Um juiz federal dos Estados Unidos decidiu nesta sexta-feira (5) que o governo do presidente Donald Trump agiu ilegalmente ao impedir que imigrantes de 39 países sujeitos a restrições de viagem recebessem decisões sobre pedidos de asilo, autorizações de trabalho, residência permanente (green card) e cidadania. O juiz-chefe distrital dos EUA, John McConnell, de Providence, no Estado de Rhode Island, concluiu que o Serviço de Cidadania e Imigração dos Estados Unidos (Uscis) adotou uma série de políticas ilegais direcionadas a pessoas de 39 países da África, Ásia, América Latina e Oriente Médio. A decisão foi tomada em uma ação movida em março por uma coalizão de organizações de apoio a imigrantes e sindicatos trabalhistas que contestaram um conjunto de medidas adotadas pelo Uscis a partir de novembro. O órgão integra o Departamento de Segurança Interna (DHS).

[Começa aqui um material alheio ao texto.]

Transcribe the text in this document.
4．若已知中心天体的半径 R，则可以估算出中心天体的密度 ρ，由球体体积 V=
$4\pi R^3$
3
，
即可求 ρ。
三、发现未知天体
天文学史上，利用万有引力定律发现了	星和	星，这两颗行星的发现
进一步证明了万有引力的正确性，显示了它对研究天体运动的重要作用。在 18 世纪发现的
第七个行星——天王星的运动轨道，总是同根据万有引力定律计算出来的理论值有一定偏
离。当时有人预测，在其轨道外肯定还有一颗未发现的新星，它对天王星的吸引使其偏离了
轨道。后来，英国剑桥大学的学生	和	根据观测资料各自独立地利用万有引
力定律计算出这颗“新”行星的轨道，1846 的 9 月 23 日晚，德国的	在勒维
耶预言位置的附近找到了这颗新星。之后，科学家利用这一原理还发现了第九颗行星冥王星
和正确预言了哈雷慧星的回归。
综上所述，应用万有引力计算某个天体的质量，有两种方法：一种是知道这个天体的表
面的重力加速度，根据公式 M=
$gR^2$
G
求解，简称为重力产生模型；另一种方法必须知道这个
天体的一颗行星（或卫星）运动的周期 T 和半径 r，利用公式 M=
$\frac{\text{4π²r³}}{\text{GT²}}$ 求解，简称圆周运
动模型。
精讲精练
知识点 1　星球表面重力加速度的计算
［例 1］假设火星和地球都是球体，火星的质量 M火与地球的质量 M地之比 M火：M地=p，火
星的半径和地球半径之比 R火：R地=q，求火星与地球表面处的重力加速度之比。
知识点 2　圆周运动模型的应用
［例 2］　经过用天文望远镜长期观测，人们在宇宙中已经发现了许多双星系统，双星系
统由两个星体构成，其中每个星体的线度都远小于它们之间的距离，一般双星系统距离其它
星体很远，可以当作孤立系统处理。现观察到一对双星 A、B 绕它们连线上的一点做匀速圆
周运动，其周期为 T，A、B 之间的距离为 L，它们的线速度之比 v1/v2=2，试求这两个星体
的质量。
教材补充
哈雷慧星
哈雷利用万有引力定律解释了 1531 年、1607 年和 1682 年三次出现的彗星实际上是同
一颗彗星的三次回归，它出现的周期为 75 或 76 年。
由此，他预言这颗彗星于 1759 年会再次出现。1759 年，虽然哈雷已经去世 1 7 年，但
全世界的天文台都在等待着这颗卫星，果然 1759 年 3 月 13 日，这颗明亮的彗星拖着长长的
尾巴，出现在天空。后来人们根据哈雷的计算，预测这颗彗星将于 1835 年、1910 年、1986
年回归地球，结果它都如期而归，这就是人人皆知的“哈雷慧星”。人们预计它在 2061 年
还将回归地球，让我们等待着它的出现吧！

As medidas determinavam a suspensão da análise de pedidos de benefícios migratórios apresentados por pessoas oriundas dos 39 países abrangidos pelas proibições totais ou parciais de entrada impostas por Trump, justificadas pela Casa Branca com base em critérios de segurança e verificação de antecedentes. O green card concede residência permanente a estrangeiros nos Estados Unidos. O DHS não respondeu imediatamente a um pedido de comentário. McConnell, indicado ao cargo pelo ex-presidente democrata Barack Obama, afirmou que essas políticas “lançaram a vida de incontáveis imigrantes que vivem nos Estados Unidos em um limbo jurídico indeterminado”. O juiz escreveu: “A suspensão das decisões pelo Uscis não pode ser atribuída a qualquer erro cometido por esses indivíduos; ela decorre exclusivamente do acaso de seu local de nascimento.” Segundo ele, os imigrantes afetados seguiram os procedimentos legais estabelecidos pelo Congresso e regulamentados pelo próprio Uscis, mas ficaram “presos à espera, por meses seguidos, de solicitações que o Uscis se recusa a analisar”. “Mas o Estado de Direito precisa ser aplicado igualmente a todos e, como fica evidente neste caso, o Uscis não ‘seguiu a lei’ nem ‘fez as coisas da maneira correta’”, escreveu McConnell. “Na verdade, a agência violou as próprias leis de imigração que o Congresso lhe encarregou de administrar, bem como as normas administrativas que regem suas ações”.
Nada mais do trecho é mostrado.